Bahagaia Dalam Kajian Psikologi

 
Oleh: Fauzi Fii Sabilillah
Psikologi merupakan ilmu yang mempelajari prilaku manusia secera umum dari segi mental, baik yang bersifat perasaan atau pun jiwa, yang bisa digunakan untuk mengatahui karakter, sifat dan perilaku manusia. Secara terminologi “psikologi” berasal dari bahasa Yunani psyche yang berarti jiwa, sedangkan logos yang berarti pengetahuan.[1] Secara terminologi psikologi  adalah ilmu yang mempelajari tentang jiwa, baik mengenai macam-macam gejalanya, prosesnya maupun latar belakangnya. [2] Atau  bisa  disederhanakan psikologi adalah ilmu jiwa.[3]
Kajian Kebahagiaan Menurut Psikologi sebagai berikut:
a.        Psikoanalisa
Psikoanalisa disebut juga aliran “psikologi dalam” (depth psychology), yang terkenal dengan teori alam bawah sadar. Berbeda dengan pandangan-pandangan dalam kalangan psikologi yang umum berlaku pada waktu itu, Sigmund Freud berpendapat bahwa kehidupan manusia dikusai oleh alam ketidak sadarannya. Berbagai kelainan tingkah laku disebabkan oleh faktor-faktor yang terdapat dalam alam ketidak sadaran (unconsciousness) tersebut.[4] Argumen ini melahirkan teori id, ego dan super ego yang terkenal itu, dimana fungsi ketiga aktivitas jiwa tersebut berperan penting dalam seluruh tindakan manusia

Teori ini juga mendasari pandangan Freud tentang prinsip kebahagiaan. Ia mengajukan prinsip kesenangan (pleasure principle) sebagai prinsip dalam meraih kebahagiaan. Dalam teorinya itu, Freud tanpa ragu menyebut bahwa segala yang dirasakan oleh peristiwa mental secara otomatis diatur oleh prinsip kesenangan. Peristiwa-peristiwa mental selalu saja menimbulkan ketegangan yang tidak menyenangkan, tetapi kemudian menuju pada penurunan ketegangan itu dalam bentuk penghindaran atas ketidak senangan (avoidance of unpleasure) dan selanjutnya menimbulkan kesenangan (production of pleasure).
Kendati demikian, hal tersebut tidak berarti adanya dominasi prinsip kesenangan atas proses mental.
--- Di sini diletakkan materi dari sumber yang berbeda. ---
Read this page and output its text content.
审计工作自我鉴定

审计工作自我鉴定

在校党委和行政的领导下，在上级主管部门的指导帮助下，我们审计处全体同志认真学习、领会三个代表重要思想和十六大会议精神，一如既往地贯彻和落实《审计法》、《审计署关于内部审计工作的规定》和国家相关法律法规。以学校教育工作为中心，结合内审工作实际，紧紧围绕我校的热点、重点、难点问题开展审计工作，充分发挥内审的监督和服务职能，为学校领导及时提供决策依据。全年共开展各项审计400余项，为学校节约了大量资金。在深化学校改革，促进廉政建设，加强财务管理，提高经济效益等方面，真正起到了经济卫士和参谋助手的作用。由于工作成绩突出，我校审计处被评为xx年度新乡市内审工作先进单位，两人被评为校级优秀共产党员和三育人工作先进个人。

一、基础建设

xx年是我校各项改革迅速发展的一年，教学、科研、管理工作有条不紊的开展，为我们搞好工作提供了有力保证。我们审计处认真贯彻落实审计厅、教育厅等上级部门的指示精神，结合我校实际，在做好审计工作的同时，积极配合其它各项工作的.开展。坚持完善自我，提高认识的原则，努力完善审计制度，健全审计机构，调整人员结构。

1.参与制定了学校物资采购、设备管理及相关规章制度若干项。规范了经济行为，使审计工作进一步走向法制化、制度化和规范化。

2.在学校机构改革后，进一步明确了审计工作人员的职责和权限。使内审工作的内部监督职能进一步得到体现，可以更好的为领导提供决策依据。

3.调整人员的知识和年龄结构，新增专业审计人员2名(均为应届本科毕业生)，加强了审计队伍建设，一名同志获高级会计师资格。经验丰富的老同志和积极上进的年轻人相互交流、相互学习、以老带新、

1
Sebab jika itu terjadi, berarti mayoritas proses mental harus selalu dipenuhi kesenangan. Kenyataannya, pengalaman universal dengan sepenuhnya membantah hal itu. Dalam psikoanalisa ini, prinsip kesenangan memang mendasari mayoritas motivasi tindakan manusia, tetapi ia tidak sepenuhnya mendominasi proses mental. Manusia memang selalu menginginkan kesenangan, tetapi proses mentalnya tidak selalu menjadikan kesenangan sebagai pertimbangan-pertimbangan motivasinya. Freud mengakui kebahagiaan merupakan sesuatu yang sulit diwujudkan. Hal ini mengingat bahwa kehidupan dirasa terlalu berat karena banyaknya penderitaan, kekecewaan, dan kemustahilan. Ketika seseorang merasakan kebahagiaan, sesungguhnya hal tersebut hanyalah pengalihan atas penderitaan-penderitaan yang dialami. Freud menganggapnya sebagai:
1)      Pembelokan sangat kuat yang menyebabkan seseorang menganggap ringan penderitaannya.
2)      Kepuasan pengganti, yang akan mengurangi penderitaan tersebut.
3)      Substansi-substansi memabukkan (seperti dalam psikotropika) yang membuat seseorang tidak mengindahkan penderitaannya.[5]
 Freud menawarkan dua metode untuk meraih kebahagiaan, yaitu hubungan emosional dengan orang lain dan kesenangan atas keindahan.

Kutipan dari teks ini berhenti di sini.